Objects are refreshed according to the refresh settings (default or specific) as specified in the pin list entry.

www.foo.gov/groups.html

cache

1

No

iChain Proxy Services downloads, caches, and pins objects (including images) in the groups.html page and in pages linked from that page. Any images referenced from other hosts, however, are not included.

www.foo.gov/groups.html/

normal

1

Yes

iChain Proxy Services downloads and caches objects in the subdirectory named groups.html and in pages linked from any of those objects.

The forward slash at the end of the path tells iChain Proxy Services that this is a directory rather than a file.

Objects are cached but not pinned in cache, meaning they might be bumped by more frequently accessed objects or objects that are pinned.

Images linked from other hosts are downloaded and cached.

www.foo.*

bypass

n/a

n/a

iChain Proxy Services doesn't cache objects from any URLs whose DNS names begin with www.foo.

All domain extensions (.com, .net, .org, etc.) are covered by the asterisk wildcard.

Link and image pinning is not available for bypass pin types.

If this entry appeared in a pin list with either of the previous two entries, it does not prevent caching of objects covered by them because it is less specific than they are.

w*.f*.com

bypass

n/a

n/a

iChain Proxy Services doesn't cache objects for any URLs whose first domain label begins with w and second domain label begins with f, providing the domain extension is .com.

This mask doesn't prevent caching of objects on other domains such as .net, .gov, etc.

w*.f*.*

bypass

n/a

n/a

This mask functions like the previous entry, but the domain is not limited to .com.

*.foo.*

cache

n/a

n/a

This causes all objects on any Web server whose second domain label is foo to be pinned in cache.

Link and image pinning are not available because the mask contains asterisks.

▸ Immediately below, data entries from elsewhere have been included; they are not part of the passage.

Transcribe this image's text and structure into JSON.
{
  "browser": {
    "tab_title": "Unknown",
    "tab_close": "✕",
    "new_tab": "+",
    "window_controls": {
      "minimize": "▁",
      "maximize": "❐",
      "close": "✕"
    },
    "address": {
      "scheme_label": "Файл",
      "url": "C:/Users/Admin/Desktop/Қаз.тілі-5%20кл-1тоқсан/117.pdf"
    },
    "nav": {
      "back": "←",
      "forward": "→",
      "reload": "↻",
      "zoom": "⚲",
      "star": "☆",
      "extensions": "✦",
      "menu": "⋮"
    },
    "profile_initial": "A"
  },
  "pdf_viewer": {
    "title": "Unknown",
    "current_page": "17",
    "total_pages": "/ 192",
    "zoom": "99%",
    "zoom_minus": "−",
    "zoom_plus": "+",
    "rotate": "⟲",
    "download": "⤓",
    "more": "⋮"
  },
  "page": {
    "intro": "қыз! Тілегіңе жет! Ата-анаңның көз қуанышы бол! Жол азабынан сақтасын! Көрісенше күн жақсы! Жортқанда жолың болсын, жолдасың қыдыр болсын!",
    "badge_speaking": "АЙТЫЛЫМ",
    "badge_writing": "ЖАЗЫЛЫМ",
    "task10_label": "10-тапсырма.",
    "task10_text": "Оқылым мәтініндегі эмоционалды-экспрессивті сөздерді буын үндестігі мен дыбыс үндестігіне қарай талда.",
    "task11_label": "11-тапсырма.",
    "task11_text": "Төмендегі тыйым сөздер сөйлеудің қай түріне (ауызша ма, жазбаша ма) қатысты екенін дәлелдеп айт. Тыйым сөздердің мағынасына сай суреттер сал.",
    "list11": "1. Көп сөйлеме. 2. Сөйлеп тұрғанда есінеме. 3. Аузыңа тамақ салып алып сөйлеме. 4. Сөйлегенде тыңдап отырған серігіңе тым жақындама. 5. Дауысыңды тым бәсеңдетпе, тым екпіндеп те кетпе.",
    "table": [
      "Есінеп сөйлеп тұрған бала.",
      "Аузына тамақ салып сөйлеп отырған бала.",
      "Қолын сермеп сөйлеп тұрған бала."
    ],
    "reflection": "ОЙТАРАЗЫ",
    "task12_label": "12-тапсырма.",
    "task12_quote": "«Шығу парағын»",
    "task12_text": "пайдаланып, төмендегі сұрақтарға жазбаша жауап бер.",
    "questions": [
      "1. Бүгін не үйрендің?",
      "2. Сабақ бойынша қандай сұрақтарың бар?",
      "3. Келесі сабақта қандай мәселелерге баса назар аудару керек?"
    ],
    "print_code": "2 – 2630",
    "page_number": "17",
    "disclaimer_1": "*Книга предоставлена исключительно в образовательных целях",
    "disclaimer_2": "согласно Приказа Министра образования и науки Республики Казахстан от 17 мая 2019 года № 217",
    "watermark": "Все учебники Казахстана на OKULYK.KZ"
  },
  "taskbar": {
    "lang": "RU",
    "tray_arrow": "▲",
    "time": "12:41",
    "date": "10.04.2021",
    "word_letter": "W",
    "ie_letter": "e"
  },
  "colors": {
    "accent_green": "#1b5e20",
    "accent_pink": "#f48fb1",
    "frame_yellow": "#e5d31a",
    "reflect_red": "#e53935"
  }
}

This mask does not cover DNS names that don't have a domain label before foo. For example, foo.gov would not normally be covered. However, if foo.gov happens to resolve in DNS to the same IP address as www.foo.gov, the iChain Proxy Server applies the pinning rules specified for www.foo.gov to foo.gov. To understand more about IP addresses and URL masks, see Section 16.5, Using the Proxy Server to Record IP Addresses When Resolving URL Masks.